Subsequent reads for the same resource are served from the cache without sending a request to the server.
You can therefore look up the same value through Domain objects as many times as you need throughout your UI without re-fetching it from the server each time.
Automatic cache refresh
When data is updated on the server, the SDK cache is automatically updated to stay in sync. The cache is refreshed at the following times:
- When resource information is included in an API response received by the SDK
- When an update notification for a resource is delivered over a WebSocket connection
- When resource information is returned as the result of a stamp sheet execution
For example, when an item is purchased through Gs2-Showcase, the increase of the corresponding Gs2-Inventory item count carried in the response of the purchase API is automatically reflected in the SDK cache.

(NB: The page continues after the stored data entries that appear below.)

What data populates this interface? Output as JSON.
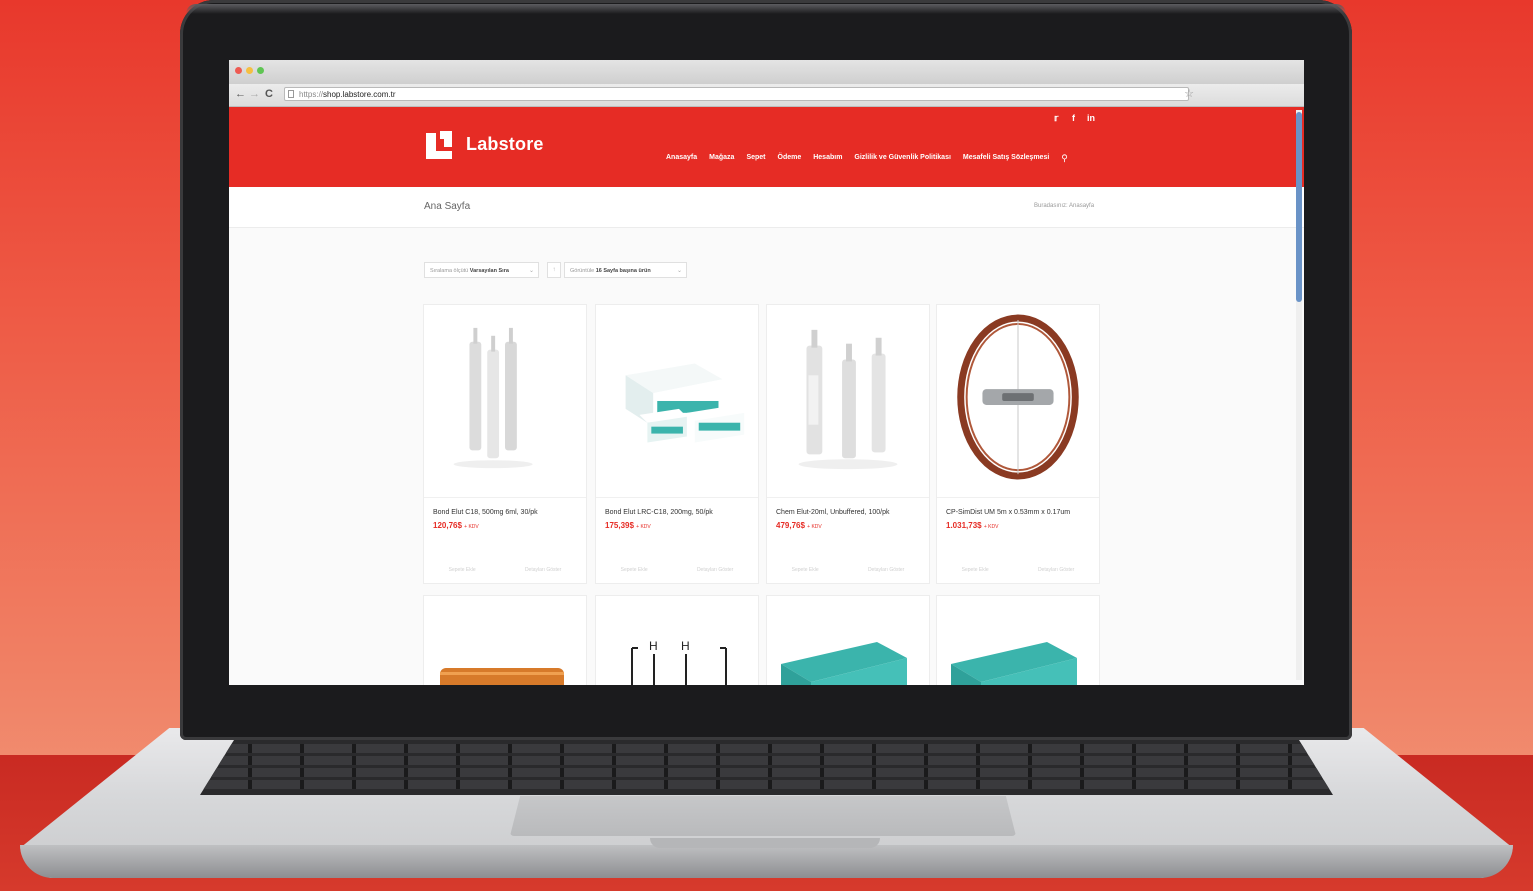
{
  "browser": {
    "url_scheme": "https://",
    "url_host": "shop.labstore.com.tr"
  },
  "site": {
    "brand": "Labstore",
    "brand_color": "#e62c25",
    "social": [
      "twitter-icon",
      "facebook-icon",
      "linkedin-icon"
    ],
    "menu": [
      "Anasayfa",
      "Mağaza",
      "Sepet",
      "Ödeme",
      "Hesabım",
      "Gizlilik ve Güvenlik Politikası",
      "Mesafeli Satış Sözleşmesi"
    ]
  },
  "breadcrumb": {
    "title": "Ana Sayfa",
    "trail_prefix": "Buradasınız:",
    "trail_current": "Anasayfa"
  },
  "toolbar": {
    "sort_prefix": "Sıralama ölçütü",
    "sort_value": "Varsayılan Sıra",
    "view_prefix": "Görüntüle",
    "view_value": "16 Sayfa başına ürün"
  },
  "products": [
    {
      "name": "Bond Elut C18, 500mg 6ml, 30/pk",
      "price": "120,76$",
      "tax": "+ KDV",
      "add_label": "Sepete Ekle",
      "details_label": "Detayları Göster"
    },
    {
      "name": "Bond Elut LRC-C18, 200mg, 50/pk",
      "price": "175,39$",
      "tax": "+ KDV",
      "add_label": "Sepete Ekle",
      "details_label": "Detayları Göster"
    },
    {
      "name": "Chem Elut-20ml, Unbuffered, 100/pk",
      "price": "479,76$",
      "tax": "+ KDV",
      "add_label": "Sepete Ekle",
      "details_label": "Detayları Göster"
    },
    {
      "name": "CP-SimDist UM 5m x 0.53mm x 0.17um",
      "price": "1.031,73$",
      "tax": "+ KDV",
      "add_label": "Sepete Ekle",
      "details_label": "Detayları Göster"
    }
  ]
}
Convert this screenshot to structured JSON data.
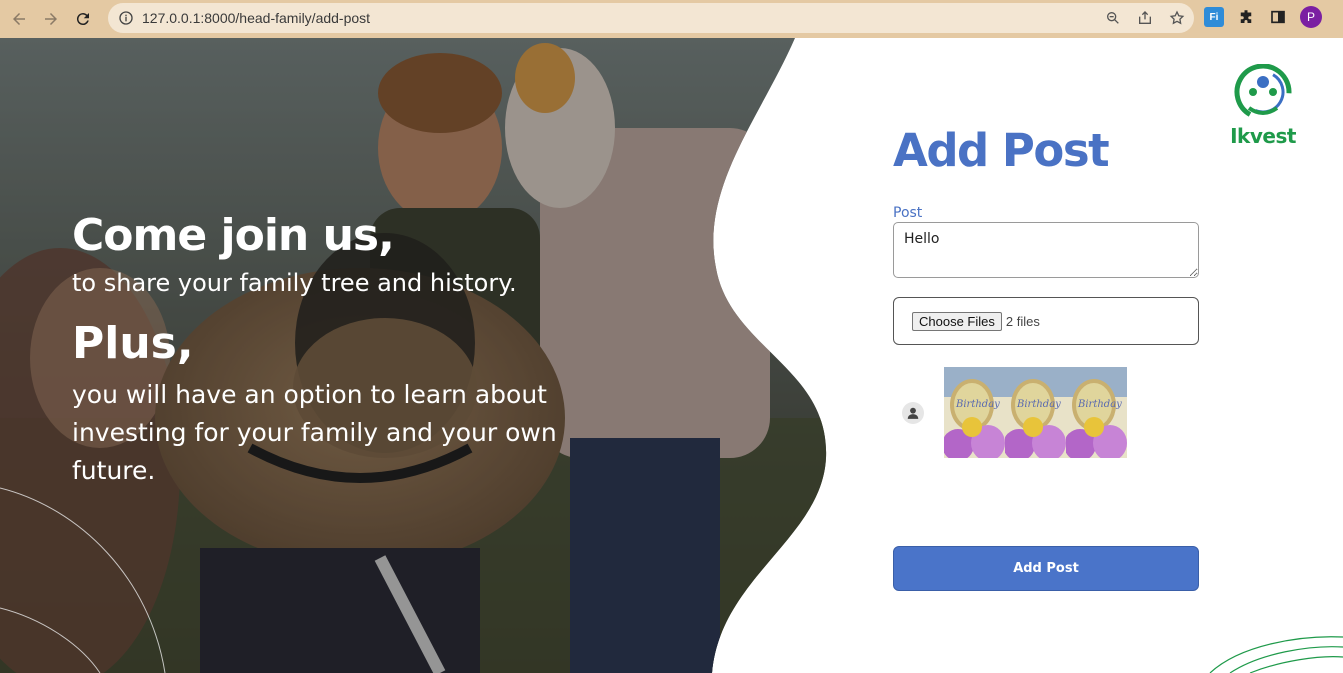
{
  "browser": {
    "url": "127.0.0.1:8000/head-family/add-post",
    "profile_initial": "P",
    "extension_badge": "Fi"
  },
  "hero": {
    "heading_1": "Come join us,",
    "subheading_1": "to share your family tree and history.",
    "heading_2": "Plus,",
    "subheading_2": "you will have an option to learn about investing for your family and your own future."
  },
  "logo": {
    "text": "Ikvest"
  },
  "form": {
    "title": "Add Post",
    "post_label": "Post",
    "post_value": "Hello",
    "file_button": "Choose Files",
    "file_count": "2 files",
    "preview_images": [
      {
        "alt": "birthday-balloons"
      },
      {
        "alt": "birthday-balloons"
      },
      {
        "alt": "birthday-balloons"
      }
    ],
    "submit_label": "Add Post"
  },
  "colors": {
    "accent": "#4a72c4",
    "brand_green": "#1f9a4a",
    "chrome": "#e4c9a3"
  }
}
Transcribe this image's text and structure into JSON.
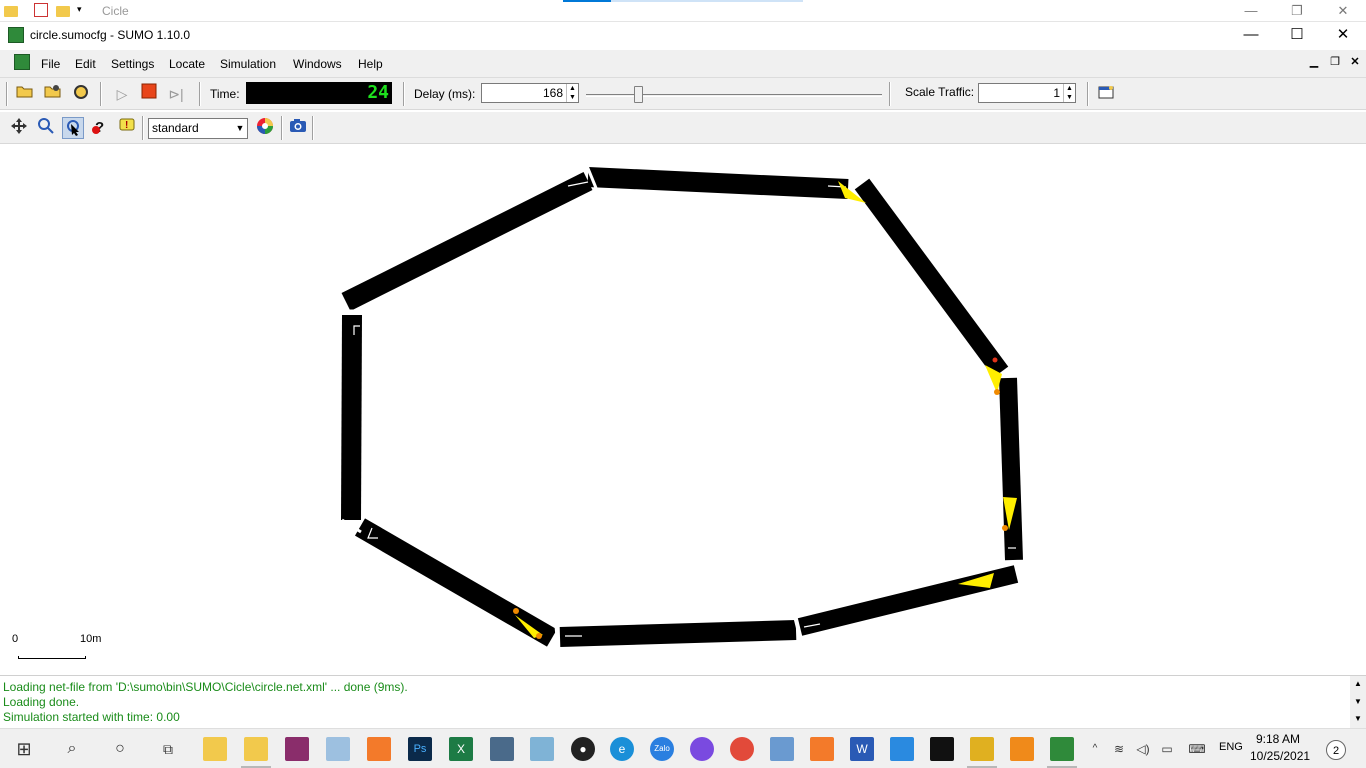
{
  "explorer": {
    "title": "Cicle"
  },
  "window": {
    "title": "circle.sumocfg - SUMO 1.10.0"
  },
  "menu": [
    {
      "label": "File"
    },
    {
      "label": "Edit"
    },
    {
      "label": "Settings"
    },
    {
      "label": "Locate"
    },
    {
      "label": "Simulation"
    },
    {
      "label": "Windows"
    },
    {
      "label": "Help"
    }
  ],
  "toolbar": {
    "time_label": "Time:",
    "time_value": "24",
    "delay_label": "Delay (ms):",
    "delay_value": "168",
    "scale_label": "Scale Traffic:",
    "scale_value": "1"
  },
  "view": {
    "scheme": "standard"
  },
  "scale_bar": {
    "start": "0",
    "end": "10m"
  },
  "log": [
    "Loading net-file from 'D:\\sumo\\bin\\SUMO\\Cicle\\circle.net.xml' ... done (9ms).",
    "Loading done.",
    "Simulation started with time: 0.00"
  ],
  "tray": {
    "lang": "ENG",
    "time": "9:18 AM",
    "date": "10/25/2021",
    "notifications": "2"
  },
  "colors": {
    "road": "#000000",
    "vehicle": "#ffee00",
    "log_text": "#1a8c1a",
    "time_digits": "#1ee01e"
  }
}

There is no need for the UI side to manually “re-fetch the inventory list”.
Design guidelines
Don’t hesitate to call read APIs
Read operations performed through Domain objects, such as ModelAsync / Model / Fetch, will issue a request to the server on the first call and serve subsequent calls from the cache.
As a result, even if your UI reads a value every time it redraws, this will not lead to excessive request charges.
// Even if called on every UI redraw, calls after the first one are served from the SDK cache
var item = await gs2.Inventory.Namespace("namespace-0001")
.Me(GameSession)
.Inventory("inventory-0001")
.ItemSet("item-0001")
.ModelAsync();Subscribe to cache updates
Domain objects expose an event mechanism that lets you observe when the SDK’s internal cache is updated. By subscribing to these events from your UI, you can reflect changes such as item count updates without polling.
For details, see the reference of each game-engine SDK.
When you must read straight from the server
The low-level APIs (those invoked directly through Gs2*RestClient / Gs2*WebSocketClient) always send a request to the server and bypass the cache.
Use these low-level APIs when you must guarantee that you see the latest state on the server, such as for server-side re-validation against cheating.
Behavior during zone failover
A GS2 region is composed of multiple zones running in an Active / Active configuration (see Region). Because there is a slight replication delay between zones, you may experience a brief moment after a zone switch where “a value that was supposedly written cannot be read back”.
The SDK cache is designed so that a UI does not get stuck on a stale value through such transient inconsistencies; it keeps up with the latest state on a best-effort basis. The cache converges to the latest values in the new zone without any extra work from the game developer.